The key insight is that cascading logic embraces redundancy on purpose. Instead of trying to be clever with a single pass or complex nested conditionals, you write multiple simple passes. Each one does exactly one thing.

Compare this to the "optimized" alternatives:

One loop with complex conditionals — Harder to read, harder to modify. Every new rule means touching existing conditions. Good luck figuring out the order of operations six months from now.

A scoring or ranking abstraction — Now you're maintaining a framework instead of writing business logic. Over-engineered for a problem that just needed some if-statements.

Cascading logic trades brevity for clarity and maintainability. Each block is dead simple on its own, and you can reason about the entire decision flow just by reading down the page.

When To Use It

This isn't a pattern for everything. It shines when you have a decision function that:

  • Evaluates the same dataset for multiple related outcomes
  • Has rules that reference each other across those outcomes
  • Changes frequently as business requirements evolve

In my ecommerce work, shipping logic and pricing functions are the perfect home for this. The requirements are complex, they change often, and getting them wrong costs real money. Cascading logic lets me add or modify rules with confidence, because I can see exactly where the new logic fits and exactly what state it has access to.

Write It Like You'd Say It

If I had one takeaway, it would be this: logic should be as verbose as possible, as close to human language as possible.

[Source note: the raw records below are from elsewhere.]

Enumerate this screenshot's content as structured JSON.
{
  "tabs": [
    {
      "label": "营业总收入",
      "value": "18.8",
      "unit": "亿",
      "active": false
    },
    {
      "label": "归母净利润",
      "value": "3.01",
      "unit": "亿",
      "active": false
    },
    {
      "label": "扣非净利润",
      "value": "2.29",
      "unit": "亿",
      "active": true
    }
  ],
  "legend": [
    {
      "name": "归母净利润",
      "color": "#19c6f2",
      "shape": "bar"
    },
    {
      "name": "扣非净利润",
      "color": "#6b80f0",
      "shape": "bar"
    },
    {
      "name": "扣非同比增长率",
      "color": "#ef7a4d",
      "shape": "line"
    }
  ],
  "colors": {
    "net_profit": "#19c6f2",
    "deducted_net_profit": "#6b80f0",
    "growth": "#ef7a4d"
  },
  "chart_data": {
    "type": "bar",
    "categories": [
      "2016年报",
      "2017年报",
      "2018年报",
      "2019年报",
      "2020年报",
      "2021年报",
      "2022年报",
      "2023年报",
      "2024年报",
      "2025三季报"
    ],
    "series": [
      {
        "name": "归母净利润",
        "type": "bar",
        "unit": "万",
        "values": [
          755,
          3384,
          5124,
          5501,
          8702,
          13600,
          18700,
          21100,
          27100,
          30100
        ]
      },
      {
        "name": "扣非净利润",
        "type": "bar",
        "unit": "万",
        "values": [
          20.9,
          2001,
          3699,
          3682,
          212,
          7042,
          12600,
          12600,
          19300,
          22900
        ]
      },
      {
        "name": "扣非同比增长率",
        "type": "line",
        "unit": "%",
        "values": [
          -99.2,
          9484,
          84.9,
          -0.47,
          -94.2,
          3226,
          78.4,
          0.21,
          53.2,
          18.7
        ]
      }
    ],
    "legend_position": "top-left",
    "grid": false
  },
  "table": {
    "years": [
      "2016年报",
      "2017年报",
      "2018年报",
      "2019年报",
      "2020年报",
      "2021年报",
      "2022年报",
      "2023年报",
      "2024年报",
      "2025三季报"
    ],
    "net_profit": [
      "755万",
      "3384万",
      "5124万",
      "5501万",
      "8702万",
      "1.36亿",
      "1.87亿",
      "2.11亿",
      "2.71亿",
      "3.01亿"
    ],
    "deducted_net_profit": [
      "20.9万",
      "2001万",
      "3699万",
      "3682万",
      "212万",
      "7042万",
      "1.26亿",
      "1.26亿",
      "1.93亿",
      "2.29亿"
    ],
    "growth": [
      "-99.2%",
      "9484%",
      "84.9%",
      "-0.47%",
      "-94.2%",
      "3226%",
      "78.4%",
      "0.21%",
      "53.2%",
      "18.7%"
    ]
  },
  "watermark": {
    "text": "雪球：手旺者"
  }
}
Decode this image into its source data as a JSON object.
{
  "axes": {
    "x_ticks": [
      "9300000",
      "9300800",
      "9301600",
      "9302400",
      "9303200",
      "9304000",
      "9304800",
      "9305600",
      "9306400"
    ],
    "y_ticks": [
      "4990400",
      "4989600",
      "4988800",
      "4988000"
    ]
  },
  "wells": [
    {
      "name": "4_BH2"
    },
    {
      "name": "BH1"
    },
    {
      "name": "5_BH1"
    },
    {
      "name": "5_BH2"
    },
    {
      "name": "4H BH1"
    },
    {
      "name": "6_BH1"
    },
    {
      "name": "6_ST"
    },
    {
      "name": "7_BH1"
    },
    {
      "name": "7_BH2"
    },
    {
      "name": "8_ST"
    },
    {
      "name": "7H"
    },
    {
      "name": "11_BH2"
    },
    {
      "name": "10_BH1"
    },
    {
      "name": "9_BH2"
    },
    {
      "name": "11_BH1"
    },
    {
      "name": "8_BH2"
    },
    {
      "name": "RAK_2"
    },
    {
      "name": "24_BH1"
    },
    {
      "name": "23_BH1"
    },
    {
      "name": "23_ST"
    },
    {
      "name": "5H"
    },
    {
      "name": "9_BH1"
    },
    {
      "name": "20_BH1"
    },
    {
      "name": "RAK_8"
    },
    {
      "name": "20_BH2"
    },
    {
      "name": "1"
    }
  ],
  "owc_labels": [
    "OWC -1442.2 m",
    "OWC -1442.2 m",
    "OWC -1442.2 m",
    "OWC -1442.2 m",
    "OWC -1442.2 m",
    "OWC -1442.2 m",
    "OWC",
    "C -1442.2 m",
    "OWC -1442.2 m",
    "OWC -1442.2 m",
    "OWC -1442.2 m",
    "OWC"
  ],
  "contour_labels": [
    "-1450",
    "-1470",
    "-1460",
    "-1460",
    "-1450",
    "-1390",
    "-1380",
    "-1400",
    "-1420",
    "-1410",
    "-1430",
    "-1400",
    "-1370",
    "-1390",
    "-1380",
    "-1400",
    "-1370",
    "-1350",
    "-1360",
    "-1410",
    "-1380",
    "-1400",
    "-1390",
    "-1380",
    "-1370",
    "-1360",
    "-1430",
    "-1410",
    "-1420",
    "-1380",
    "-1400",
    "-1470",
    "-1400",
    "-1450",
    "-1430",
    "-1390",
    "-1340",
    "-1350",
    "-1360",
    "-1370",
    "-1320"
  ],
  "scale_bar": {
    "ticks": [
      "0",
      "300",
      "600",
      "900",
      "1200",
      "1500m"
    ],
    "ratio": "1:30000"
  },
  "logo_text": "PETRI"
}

Optimizing for fewer lines of code is not the same as optimizing for maintainability. Sometimes the best thing you can do is write more code, not less — code that reads like a checklist of business requirements rather than a clever algorithm.

Junior devs especially tend to optimize as soon as possible, not realizing they are adding complications even though the result might be less code. Cleverness has a maintenance cost. Simplicity pays for itself every time someone needs to change the logic — including future you.

The next time you're building a complex decision function, try cascading logic. Initialize your variables. Fill them in one block at a time. Let the later blocks lean on the earlier ones. When the next requirement drops in, you'll thank yourself.